The Federal Circuit construed Net MoneyIN, Inc. v. VeriSign, Inc., 545 F.3d 1359 (Fed. Cir. 2008)(see earlier blog on this case) which addressed that same § 112 ¶ 6 issue, holding that NetMoneyIn’s claims were invalid.  “The only recited structure for performing that function [in NetMoneyIn] was a ‘bank computer.’ The patentee [therein] contended that the recited structure was sufficient because a person of ordinary skill in the art would understand that a bank computer compares account data and transaction amount data to determine if credit is available. This court rejected that argument on the ground that the specification did not disclose an algorithm to perform the specified function, even though a person of ordinary skill in the art might have been able to devise one.”  Slip Opn. 21-22.  The lesson for practitioners is: no recited algorithm, no valid means-plus-function patent claim.

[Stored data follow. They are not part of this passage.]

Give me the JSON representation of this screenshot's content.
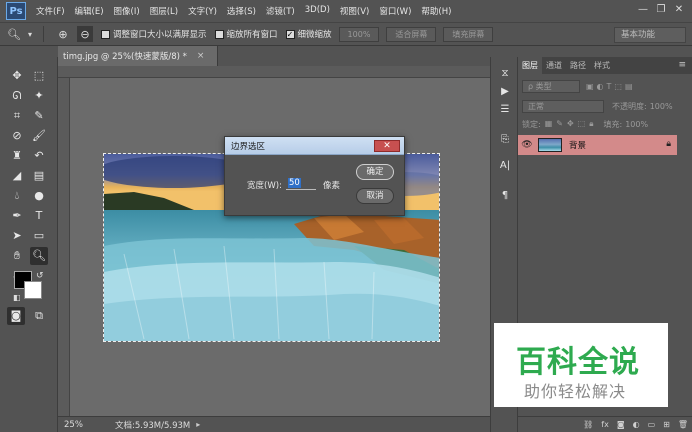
{
  "app": {
    "logo": "Ps"
  },
  "menu": [
    "文件(F)",
    "编辑(E)",
    "图像(I)",
    "图层(L)",
    "文字(Y)",
    "选择(S)",
    "滤镜(T)",
    "3D(D)",
    "视图(V)",
    "窗口(W)",
    "帮助(H)"
  ],
  "window_controls": {
    "minimize": "—",
    "restore": "❐",
    "close": "✕"
  },
  "options": {
    "tool_icon": "zoom-icon",
    "resize_windows_label": "调整窗口大小以满屏显示",
    "zoom_all_windows_label": "缩放所有窗口",
    "scrubby_zoom_label": "细微缩放",
    "scrubby_zoom_checked": true,
    "zoom_percent": "100%",
    "fit_screen": "适合屏幕",
    "fill_screen": "填充屏幕",
    "workspace": "基本功能"
  },
  "document": {
    "tab_title": "timg.jpg @ 25%(快速蒙版/8) *",
    "tab_close": "×",
    "zoom": "25%",
    "doc_info": "文档:5.93M/5.93M",
    "status_arrow": "▸"
  },
  "dialog": {
    "title": "边界选区",
    "close": "✕",
    "width_label": "宽度(W):",
    "width_value": "50",
    "unit": "像素",
    "ok": "确定",
    "cancel": "取消"
  },
  "layers_panel": {
    "tabs": [
      "图层",
      "通道",
      "路径",
      "样式"
    ],
    "menu_icon": "≡",
    "filter_kind": "ρ 类型",
    "blend_mode": "正常",
    "opacity_label": "不透明度:",
    "opacity_value": "100%",
    "lock_label": "锁定:",
    "fill_label": "填充:",
    "fill_value": "100%",
    "layers": [
      {
        "name": "背景",
        "visible": true,
        "locked": true
      }
    ],
    "footer_icons": [
      "link-icon",
      "fx-icon",
      "mask-icon",
      "adjustment-icon",
      "group-icon",
      "new-layer-icon",
      "trash-icon"
    ],
    "fx_label": "fx"
  },
  "watermark": {
    "title": "百科全说",
    "subtitle": "助你轻松解决"
  },
  "colors": {
    "layer_highlight": "#d38a8a",
    "ui_background": "#535353",
    "watermark_green": "#2eaa4f"
  }
}
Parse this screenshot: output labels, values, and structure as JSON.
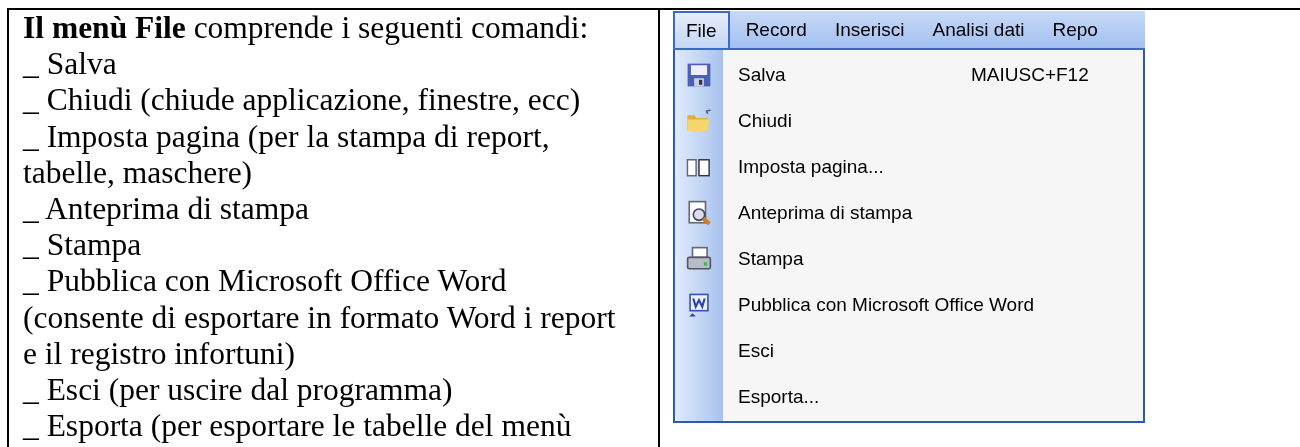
{
  "description": {
    "intro": "**Il menù File** comprende i seguenti comandi:",
    "items": [
      "_ Salva",
      "_ Chiudi (chiude applicazione, finestre, ecc)",
      "_ Imposta pagina (per la stampa di report, tabelle, maschere)",
      "_ Anteprima di stampa",
      "_ Stampa",
      "_ Pubblica con Microsoft Office Word (consente di esportare in formato Word i report e il registro infortuni)",
      "_ Esci (per uscire dal programma)",
      "_ Esporta (per esportare le tabelle del menù"
    ]
  },
  "screenshot": {
    "menu_bar": [
      {
        "label": "File",
        "selected": true
      },
      {
        "label": "Record",
        "selected": false
      },
      {
        "label": "Inserisci",
        "selected": false
      },
      {
        "label": "Analisi dati",
        "selected": false
      },
      {
        "label": "Repo",
        "selected": false
      }
    ],
    "menu_items": [
      {
        "label": "Salva",
        "shortcut": "MAIUSC+F12"
      },
      {
        "label": "Chiudi"
      },
      {
        "label": "Imposta pagina..."
      },
      {
        "label": "Anteprima di stampa"
      },
      {
        "label": "Stampa"
      },
      {
        "label": "Pubblica con Microsoft Office Word"
      },
      {
        "label": "Esci"
      },
      {
        "label": "Esporta..."
      }
    ]
  }
}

As for the “indefinite because claim recites apparatus and method of use,” the Federal Circuit stated: “The district court held that Statistical Interface claims … are indefinite under IPXL Holdings, L.L.C. v. Amazon.com, Inc., 430 F.3d 1377, 1384 (Fed. Cir. 2005), because they claim both an apparatus and a method of use. In IPXL, this court addressed a claim that covered a system with ‘an input means’ and required a user to use the input means. This court held that the claim was indefinite because it was unclear ‘whether infringement . . . occurs when one creates a system that allows the user [to use the input means], or whether infringement occurs when the user actually uses the input means.’” Slip Opn. 24.  “Like the language used in the claim at issue in IPXL (‘wherein . . . the user uses’), the language used in Katz’s claims (‘wherein . . . callers digitally enter data’ and ‘wherein . . . callers provide . . . data’) is directed to user actions, not system capabilities.”  Id. “Katz’s claims, however, create confusion as to when direct infringement occurs because they are directed both to systems and to actions performed by ‘individual callers.’ Katz’s claims therefore fall squarely within the rationale of IPXL and are indefinite.”  Slip Opn. 25.

Other Katz claims were invalidated because his specification did not explain claimed functions and structures.  Other claims were invalidated in light of prior art.

Ultimately, the Court affirmed some rulings by the District Court, reversed others and remanded the case back to the lower court.  It seems Katz lives to fight another day on his “1,975 Patent Claims versus 165 Defendants,” at least to some degree.